Interpretazione delle onde P e QRS in un tracciato ECG

Fonte
Caso 5-2012 (7)

Aggiornato il 06/02/2026

Informazioni rapide
Contenuti derivati da testi redatti da Medici specialisti in ambito cardiovascolare, adattati usando un linguaggio semplice per aiutarti a capire meglio la tua salute
Categoria: 1088 Sezione: 20

Introduzione

Questo testo spiega come riconoscere correttamente alcune onde specifiche in un elettrocardiogramma (ECG). È importante capire la differenza tra le onde P, che rappresentano l'attività degli atri del cuore, e i complessi QRS, che indicano l'attività dei ventricoli.

Che cosa osservare nel tracciato ECG

Nel tracciato ECG, guarda con attenzione il terzo e il quarto complesso nella seconda derivazione (II derivazione). Il terzo complesso QRS inizia con un'onda positiva che può sembrare una r iniziale. Il quarto complesso, invece, mostra un'onda positiva alla fine.

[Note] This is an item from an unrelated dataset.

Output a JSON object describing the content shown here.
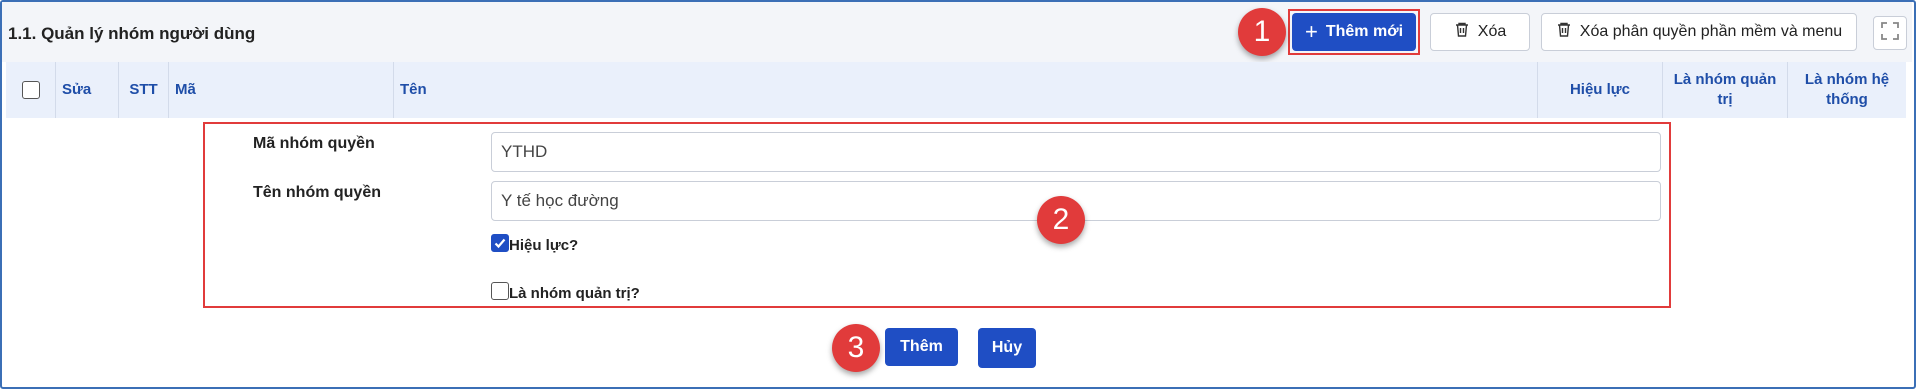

Interpretazione delle onde

Queste due onde positive non sono parte del complesso QRS, ma sono in realtà onde P sinusali. Le onde P rappresentano l'attività elettrica degli atri, cioè la parte superiore del cuore che si contrae prima dei ventricoli.

Come verificarlo

Se misuri l'intervallo di tempo tra le onde P sinusali nei primi due battiti, noterai che è uguale all'intervallo tra le due onde positive osservate nel terzo e quarto complesso. Questo conferma che quelle onde sono proprio onde P e non altre componenti del complesso QRS.

Consiglio per l'interpretazione

È importante non confondere queste onde P con altre deflessioni per evitare errori nella diagnosi, come pensare erroneamente a una tachicardia sopraventricolare, che è un tipo di battito cardiaco accelerato che parte dagli atri.

In conclusione

Riconoscere correttamente le onde P nel tracciato ECG è fondamentale per interpretare bene il ritmo cardiaco. Le onde P sinusali possono sembrare onde del complesso QRS, ma misurando gli intervalli si può capire che sono separate e rappresentano l'attività atriale. Questo aiuta a evitare diagnosi sbagliate.